On pouvait très bien repérer la piste qui cisaillait le flanc de la montagne et joignait entre eux les villages éparpillés. C’est ce même chemin que j’allais prendre avec un certain nombre d’autres Français que j’ai croisés, comme Vincent et Victor, sympathiques lurons habitant à Nouméa et que j’aurai l’occasion de revoir plus tard.

Il a fallu remonter un peu de dénivelé et passer au-dessus de l’oasis de Sangalle, qui portait bien son nom. L’impression de grandeur était totale. Quelques micro-cultures en terrasse tentaient de donner le nécessaire aux habitants. Pour le reste, un camion avait le rôle de magasin ambulant. Quelques briques d’adobe séchaient par ailleurs.

Après être passé devant un restaurant où le cochon d’Inde était la spécialité, j’ai pris le chemin redescendant jusqu’à San Juan de Chuccho, surplombé par une impressionnante façade de pierre striée. Une fête de village ainsi qu’un tournoi de foot animaient les lieux et rassemblaient petits et grands des villages environnants autour du stade de terre.

La journée s’est terminée à l’auberge, où j’ai découvert le jeu de Yaniv avec Pierre, après avoir mangé. Le lever le lendemain fut très matinal, et pour cause : même si j’avais un ticket, je n’étais pas pour autant un sud-américain. Pour éviter le garde et toute contestation potentielle, j’ai donc commencé ma remontée à cinq heures trente.

Mille cent mètres plus haut, en milieu de matinée, je retrouvais donc de la hauteur et un regard différent sur ce que je venais d’accomplir. Depuis l’un des nombreux miradors, je pouvais quasiment suivre mon trajet, de visu.

Plein d’envie, je suis arrivé à Cabanaconde à neuf heures mais j’ai dû me résoudre à l’absence de bus. Je ne savais pas si et quand il y en aurait un repartant pour Arequipa, mais la patience serait ma meilleure alliée.

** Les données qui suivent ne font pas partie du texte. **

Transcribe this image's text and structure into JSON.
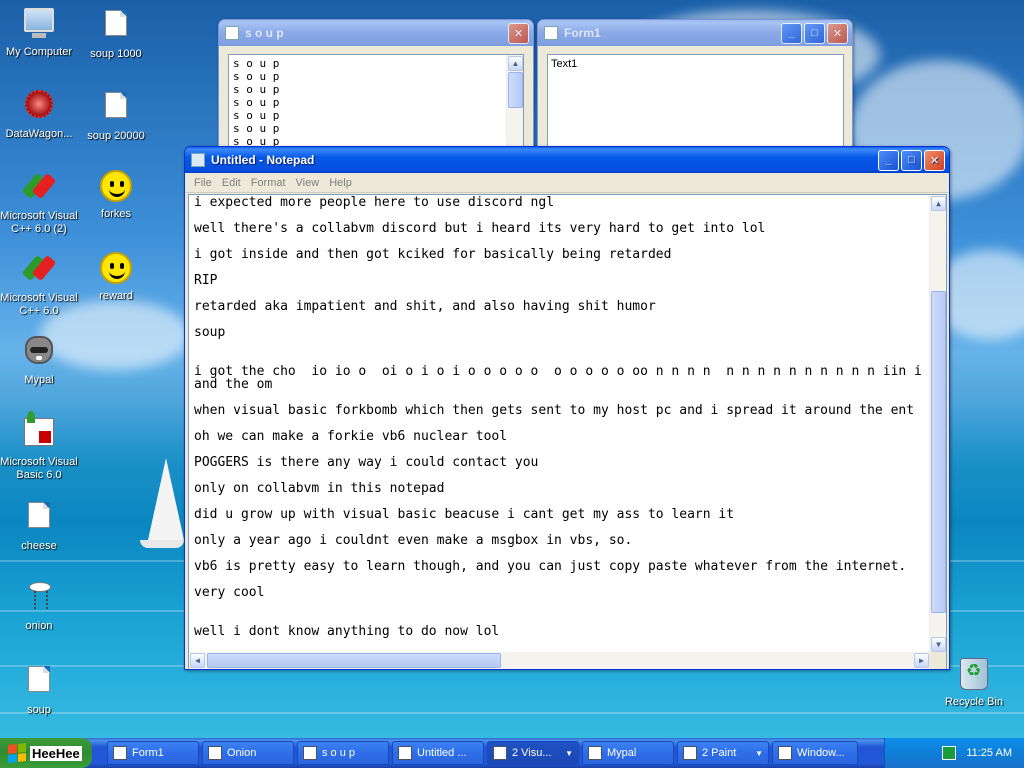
{
  "desktop": {
    "icons": [
      {
        "label": "My Computer",
        "icon": "computer-icon"
      },
      {
        "label": "soup 1000",
        "icon": "file-icon"
      },
      {
        "label": "DataWagon...",
        "icon": "datawagon-icon"
      },
      {
        "label": "soup 20000",
        "icon": "file-icon"
      },
      {
        "label": "Microsoft Visual C++ 6.0 (2)",
        "icon": "visual-cpp-icon"
      },
      {
        "label": "forkes",
        "icon": "smiley-icon"
      },
      {
        "label": "Microsoft Visual C++ 6.0",
        "icon": "visual-cpp-icon"
      },
      {
        "label": "reward",
        "icon": "smiley-icon"
      },
      {
        "label": "Mypal",
        "icon": "raccoon-icon"
      },
      {
        "label": "Microsoft Visual Basic 6.0",
        "icon": "visual-basic-icon"
      },
      {
        "label": "cheese",
        "icon": "file-icon"
      },
      {
        "label": "onion",
        "icon": "onion-icon"
      },
      {
        "label": "soup",
        "icon": "file-icon"
      },
      {
        "label": "Recycle Bin",
        "icon": "recycle-bin-icon"
      }
    ]
  },
  "soup_window": {
    "title": "s o u p",
    "lines": [
      "s o u p",
      "s o u p",
      "s o u p",
      "s o u p",
      "s o u p",
      "s o u p",
      "s o u p"
    ]
  },
  "form1_window": {
    "title": "Form1",
    "textbox_value": "Text1"
  },
  "notepad": {
    "title": "Untitled - Notepad",
    "menu": [
      "File",
      "Edit",
      "Format",
      "View",
      "Help"
    ],
    "lines": [
      "i expected more people here to use discord ngl",
      "well there's a collabvm discord but i heard its very hard to get into lol",
      "i got inside and then got kciked for basically being retarded",
      "RIP",
      "retarded aka impatient and shit, and also having shit humor",
      "soup",
      "i got the cho  io io o  oi o i o i o o o o o  o o o o o oo n n n n  n n n n n n n n n n iin i",
      "and the om",
      "when visual basic forkbomb which then gets sent to my host pc and i spread it around the ent",
      "oh we can make a forkie vb6 nuclear tool",
      "POGGERS is there any way i could contact you",
      "only on collabvm in this notepad",
      "did u grow up with visual basic beacuse i cant get my ass to learn it",
      "only a year ago i couldnt even make a msgbox in vbs, so.",
      "vb6 is pretty easy to learn though, and you can just copy paste whatever from the internet.",
      "very cool",
      "well i dont know anything to do now lol"
    ]
  },
  "taskbar": {
    "start_label": "HeeHee",
    "tasks": [
      {
        "label": "Form1",
        "icon": "form-icon"
      },
      {
        "label": "Onion",
        "icon": "onion-icon"
      },
      {
        "label": "s o u p",
        "icon": "form-icon"
      },
      {
        "label": "Untitled ...",
        "icon": "notepad-icon"
      },
      {
        "label": "2 Visu...",
        "icon": "visual-basic-icon"
      },
      {
        "label": "Mypal",
        "icon": "raccoon-icon"
      },
      {
        "label": "2 Paint",
        "icon": "paint-icon"
      },
      {
        "label": "Window...",
        "icon": "window-icon"
      }
    ],
    "clock": "11:25 AM"
  }
}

Là aussi, une animation avait lieu, avec la fiesta del campesino sur la place centrale. Des femmes relativement âgées rivalisaient de dextérité pour tisser des longueurs d’aguayo, le tissu traditionnel andin.

Puis ce fut le moment des discours des représentants du village et de la région, valorisant l’apport du tourisme et les retombées économiques que les lieux en tiraient. Les habitants écoutaient religieusement.

En repartant, nous sommes repassés devant la Cruz del Condor, où j’ai choisi de ne pas m’arrêter malgré l’intérêt que revêtait l’endroit. Les condors appréciaient particulièrement l’endroit, où ils pouvaient prendre des courants ascendants depuis le canyon et voler pendant de longs instants.

C’était donc un fabuleux endroit pour tenter de les observer, ce que je n’avais pas encore réussi à faire pendant ce périple. Je misais sur une prochaine fois. Pour l’heure, il s’agissait de rentrer très rapidement à l’auberge pour une grosse douche et refaire le paquetage, avant de retourner à la gare routière et prendre le bus pour ma prochaine destination.